Lately, it seems like more and more bands are breaking free of their generi-core molds to do something off-the-cuff and rather unexpected (Stray from the Path’s Anonymous, for example). In the continuous aggression of Strangers Only, you get doused in mostly jagged guitar flame (“Hot Soap”, “Keep Alone”) courtesy of Matt Gallucci and Derek Blevins, who shine more on this record than any other previous MTH effort. But in no regard does Marshal Giumenti’s drumming take a back seat; it’s pissed off and it works (“Painfully Bored”). Now to say that this record has something different in every song is an obvious stretch, but it was intentional. Their goal wasn’t to reinvent a genre or reinvent an idea, but rather to reinvent themselves and exactly what weight the Rise Records badge carries to them.
It’s not all beatdowns however; there are brief respites that tell us that the melodic sides of these gentlemen are still around, such as in “Head Change”, where drawn out sections of grooves and texturized vocals reach a bit further inward before taking charge on an explicitly loud chorus. It’s still heavy, but comparatively much less so.
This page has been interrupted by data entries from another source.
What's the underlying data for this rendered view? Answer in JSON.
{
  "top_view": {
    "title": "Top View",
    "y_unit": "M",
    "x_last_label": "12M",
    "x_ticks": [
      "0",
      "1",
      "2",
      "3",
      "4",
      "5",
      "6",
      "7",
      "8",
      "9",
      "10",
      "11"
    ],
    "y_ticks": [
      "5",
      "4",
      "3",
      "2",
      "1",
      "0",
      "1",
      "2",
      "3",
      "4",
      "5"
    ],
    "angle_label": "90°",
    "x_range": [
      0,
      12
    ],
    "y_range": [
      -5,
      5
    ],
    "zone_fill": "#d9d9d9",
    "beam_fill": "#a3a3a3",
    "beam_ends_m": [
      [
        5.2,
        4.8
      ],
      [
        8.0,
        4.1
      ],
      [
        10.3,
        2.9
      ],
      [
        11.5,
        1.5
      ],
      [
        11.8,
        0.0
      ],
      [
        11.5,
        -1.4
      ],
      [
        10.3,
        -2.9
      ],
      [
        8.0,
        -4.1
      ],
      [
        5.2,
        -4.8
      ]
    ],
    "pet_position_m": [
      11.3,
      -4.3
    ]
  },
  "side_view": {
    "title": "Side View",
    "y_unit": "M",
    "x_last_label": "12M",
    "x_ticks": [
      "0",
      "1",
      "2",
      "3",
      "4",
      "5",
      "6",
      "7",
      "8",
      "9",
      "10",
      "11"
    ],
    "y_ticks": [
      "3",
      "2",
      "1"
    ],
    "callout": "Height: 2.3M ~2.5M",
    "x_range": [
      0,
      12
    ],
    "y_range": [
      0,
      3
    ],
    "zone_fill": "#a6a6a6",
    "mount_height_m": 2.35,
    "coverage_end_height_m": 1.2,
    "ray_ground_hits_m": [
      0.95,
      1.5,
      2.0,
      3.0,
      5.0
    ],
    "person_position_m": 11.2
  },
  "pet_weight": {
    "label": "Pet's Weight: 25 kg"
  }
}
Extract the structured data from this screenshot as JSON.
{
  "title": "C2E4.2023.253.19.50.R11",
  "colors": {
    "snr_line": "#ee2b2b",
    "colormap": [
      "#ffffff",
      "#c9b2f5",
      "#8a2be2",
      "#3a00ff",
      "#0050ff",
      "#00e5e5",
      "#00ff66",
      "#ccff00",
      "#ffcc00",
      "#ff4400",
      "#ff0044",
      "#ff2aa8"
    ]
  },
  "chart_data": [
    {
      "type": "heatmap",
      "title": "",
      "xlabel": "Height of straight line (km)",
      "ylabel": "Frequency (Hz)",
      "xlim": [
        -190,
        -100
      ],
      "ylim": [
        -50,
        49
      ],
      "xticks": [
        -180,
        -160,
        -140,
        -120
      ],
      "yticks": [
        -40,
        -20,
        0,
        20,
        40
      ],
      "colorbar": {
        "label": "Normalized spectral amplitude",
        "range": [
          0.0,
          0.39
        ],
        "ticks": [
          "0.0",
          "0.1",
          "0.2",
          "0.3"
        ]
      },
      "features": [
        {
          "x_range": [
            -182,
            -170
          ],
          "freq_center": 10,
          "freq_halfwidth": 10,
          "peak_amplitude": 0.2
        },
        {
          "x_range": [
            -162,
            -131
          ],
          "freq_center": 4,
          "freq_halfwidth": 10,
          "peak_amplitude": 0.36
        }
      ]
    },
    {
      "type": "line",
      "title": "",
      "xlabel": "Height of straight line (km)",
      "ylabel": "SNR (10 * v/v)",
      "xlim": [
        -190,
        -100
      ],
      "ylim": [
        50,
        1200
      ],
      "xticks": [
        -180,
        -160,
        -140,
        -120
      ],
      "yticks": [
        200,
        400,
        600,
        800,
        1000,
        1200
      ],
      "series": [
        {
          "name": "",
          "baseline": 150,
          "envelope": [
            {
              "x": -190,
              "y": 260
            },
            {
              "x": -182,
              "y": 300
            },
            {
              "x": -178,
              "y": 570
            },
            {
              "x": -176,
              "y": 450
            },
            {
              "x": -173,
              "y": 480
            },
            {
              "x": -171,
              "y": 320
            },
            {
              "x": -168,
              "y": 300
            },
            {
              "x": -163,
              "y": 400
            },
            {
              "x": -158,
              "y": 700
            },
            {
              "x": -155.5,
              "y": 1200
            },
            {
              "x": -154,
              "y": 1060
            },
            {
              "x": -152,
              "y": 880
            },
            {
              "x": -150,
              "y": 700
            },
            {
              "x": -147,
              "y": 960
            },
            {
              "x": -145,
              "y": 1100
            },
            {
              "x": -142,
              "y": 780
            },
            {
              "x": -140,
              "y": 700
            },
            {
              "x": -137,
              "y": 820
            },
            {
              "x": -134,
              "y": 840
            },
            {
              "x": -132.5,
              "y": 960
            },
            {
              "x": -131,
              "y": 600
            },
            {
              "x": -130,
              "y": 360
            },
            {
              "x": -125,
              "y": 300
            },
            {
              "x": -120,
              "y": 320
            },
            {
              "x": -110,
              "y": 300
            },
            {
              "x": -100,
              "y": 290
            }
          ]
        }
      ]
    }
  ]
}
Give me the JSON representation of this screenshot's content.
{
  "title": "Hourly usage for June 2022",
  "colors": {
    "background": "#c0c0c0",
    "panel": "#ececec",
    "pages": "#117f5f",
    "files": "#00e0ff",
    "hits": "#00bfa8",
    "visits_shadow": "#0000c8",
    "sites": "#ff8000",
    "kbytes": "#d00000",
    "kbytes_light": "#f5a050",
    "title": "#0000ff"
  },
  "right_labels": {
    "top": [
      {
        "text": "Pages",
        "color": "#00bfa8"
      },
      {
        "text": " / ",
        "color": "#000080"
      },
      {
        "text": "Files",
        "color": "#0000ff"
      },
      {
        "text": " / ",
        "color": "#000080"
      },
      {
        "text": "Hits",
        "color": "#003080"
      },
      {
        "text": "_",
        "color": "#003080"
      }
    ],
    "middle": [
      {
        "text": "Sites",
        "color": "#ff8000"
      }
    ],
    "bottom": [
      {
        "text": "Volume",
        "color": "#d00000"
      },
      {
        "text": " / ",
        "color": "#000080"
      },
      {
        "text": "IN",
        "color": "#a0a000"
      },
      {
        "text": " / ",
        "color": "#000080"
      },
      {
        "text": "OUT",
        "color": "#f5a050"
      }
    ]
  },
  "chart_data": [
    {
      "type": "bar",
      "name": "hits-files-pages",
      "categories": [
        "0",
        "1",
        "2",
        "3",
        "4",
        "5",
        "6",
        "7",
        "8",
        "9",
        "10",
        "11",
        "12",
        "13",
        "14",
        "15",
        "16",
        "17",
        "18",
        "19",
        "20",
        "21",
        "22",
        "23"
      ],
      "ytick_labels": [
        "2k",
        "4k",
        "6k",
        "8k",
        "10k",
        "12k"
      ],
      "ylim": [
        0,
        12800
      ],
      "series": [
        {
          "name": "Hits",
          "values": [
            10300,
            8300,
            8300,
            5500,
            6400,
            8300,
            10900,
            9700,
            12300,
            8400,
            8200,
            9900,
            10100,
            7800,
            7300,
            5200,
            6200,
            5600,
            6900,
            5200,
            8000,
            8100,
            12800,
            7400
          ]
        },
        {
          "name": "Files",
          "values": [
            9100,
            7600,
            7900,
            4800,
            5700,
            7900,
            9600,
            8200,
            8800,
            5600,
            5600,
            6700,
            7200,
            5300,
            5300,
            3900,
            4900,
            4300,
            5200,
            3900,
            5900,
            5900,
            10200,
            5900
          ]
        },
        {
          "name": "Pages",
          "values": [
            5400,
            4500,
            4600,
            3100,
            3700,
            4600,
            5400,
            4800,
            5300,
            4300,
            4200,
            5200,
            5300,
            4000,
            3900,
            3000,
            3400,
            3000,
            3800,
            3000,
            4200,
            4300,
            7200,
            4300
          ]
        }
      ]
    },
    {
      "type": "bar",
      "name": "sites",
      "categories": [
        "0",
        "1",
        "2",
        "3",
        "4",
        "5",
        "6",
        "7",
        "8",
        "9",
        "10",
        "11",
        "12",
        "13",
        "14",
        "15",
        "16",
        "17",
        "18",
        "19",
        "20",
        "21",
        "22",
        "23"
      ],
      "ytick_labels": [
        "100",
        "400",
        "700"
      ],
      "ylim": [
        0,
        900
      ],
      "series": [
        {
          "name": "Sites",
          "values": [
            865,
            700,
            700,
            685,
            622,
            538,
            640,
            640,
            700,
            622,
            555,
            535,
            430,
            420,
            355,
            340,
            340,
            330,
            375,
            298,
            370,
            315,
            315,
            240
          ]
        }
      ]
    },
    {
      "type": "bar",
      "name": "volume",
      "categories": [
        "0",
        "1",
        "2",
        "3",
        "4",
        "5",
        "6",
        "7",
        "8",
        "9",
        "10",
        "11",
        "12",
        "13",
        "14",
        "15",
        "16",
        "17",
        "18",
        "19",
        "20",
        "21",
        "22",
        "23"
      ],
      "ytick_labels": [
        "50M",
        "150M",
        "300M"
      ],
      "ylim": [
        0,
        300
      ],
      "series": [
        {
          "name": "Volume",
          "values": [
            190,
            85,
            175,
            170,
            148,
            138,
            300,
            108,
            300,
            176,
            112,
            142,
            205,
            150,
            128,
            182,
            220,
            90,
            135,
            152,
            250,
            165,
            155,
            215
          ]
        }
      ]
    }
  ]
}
Speaking of the clean vocals, they’re a bit processed for my taste in some parts, but many of the rougher sections stick, and in that gritty undertone the forceful-ness of the lyrics comes to the front. By the end there’s a sense of fulfillment, something well-constructed and not confusing, making its way out without a multitude of twists for the sake of remaining presumably interesting.
There’s a consistent ebb and flow overall with the record, and in a neat little metal package as well. My Ticket Home, in all-inconclusive irony, have found their ticket home – in the form of a genre change that with continued refinement and diligence, will allow them to break out of the mold they’ve been buried in for far too long. Strangers only? Not anymore.